Sepsis mortality is an ongoing concern. Hyperchloraemia is associated with poor clinical outcomes in patients with sepsis but less is known about the clinical implications of hypochloraemia, so, you might be interested to read in this issue a study by Lee and colleagues from South Korea. They conducted a retrospective analysis using a multicentre prospective cohort of 11 emergency departments to evaluate the prevalence of chloride imbalance defined by sodium chloride difference adjusted criteria and the independent association between hypochloraemia and 28 day mortality in ED patients. They found hypochloraemia was more frequently observed than hyperchloraemia in ED patients with septic shock and it was independently associated with 28 day mortality. This is an interesting finding which shines a new light on an enduring medical concern, well worth a read.

Usability of EHR

The move to electronic health records (EHR) has undoubtedly transformed healthcare delivery but relies heavily on staff to navigate the system to enter data. We have probably all faced the challenge of adapting to different electronic health records when working in different settings. Clunky and difficult to use systems with poor interfaces cause delays which can adversely impact safety as well as being frustrating for staff who want to be efficient in their working lives. On the other hand, a system that is intuitive and easy to use can increase efficiency, safety and staff satisfaction. Bloom and colleagues in London sought to measure the usability of common EHR systems in the UK using a validated assessment tool. This tool, the International Organisation for Standardisation (ISO) has defined standards for usability which allow manufacturers and customers to identify systems that have been appropriately tested and which support good clinical care through good usability.
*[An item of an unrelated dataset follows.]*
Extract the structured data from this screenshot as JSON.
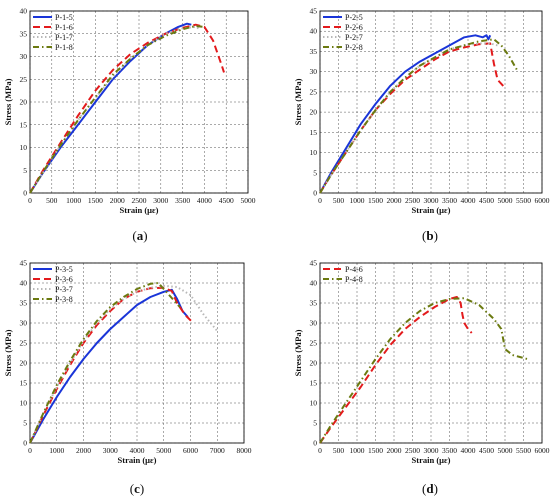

Possibly not surprising to those of us using these systems, this study found that no UK ED EHR system met the internationally validated standard of acceptable usability for information technology. The findings of this study may confirm many of our misgivings about our current EHR but nonetheless this paper is a ‘must read’ for clinical leads in the process of instituting or changing their ED EHR.

Analgesia equality

Men and women may experience and express pain differently but does this difference influence treatment? You might think not, but the findings of a study by Lau and colleagues in Canada suggest otherwise. They undertook a multicentre population based observational study to evaluate the effect of sex on ED opioid administration. They found that males and females had similar likelihood of receiving opioids but males with trauma, flank pain, headache and abdominal pain were much more likely to receive opioids. Is this an unconscious sex bias? I’ll leave you to read the paper and decide. The authors suggest that we should self-examine our analgesic practices and departments should have evidence based, indication-specific analgesic protocols to reduce practice variability and optimise opioid analgesia. So, food for thought, another challenge for equality in healthcare and perhaps a worthwhile quality improvement project.


  • Funding The authors have not declared a specific grant for this research from any funding agency in the public, commercial or not-for-profit sectors.

  • Competing interests None declared.

  • Provenance and peer review Not commissioned; internally peer reviewed.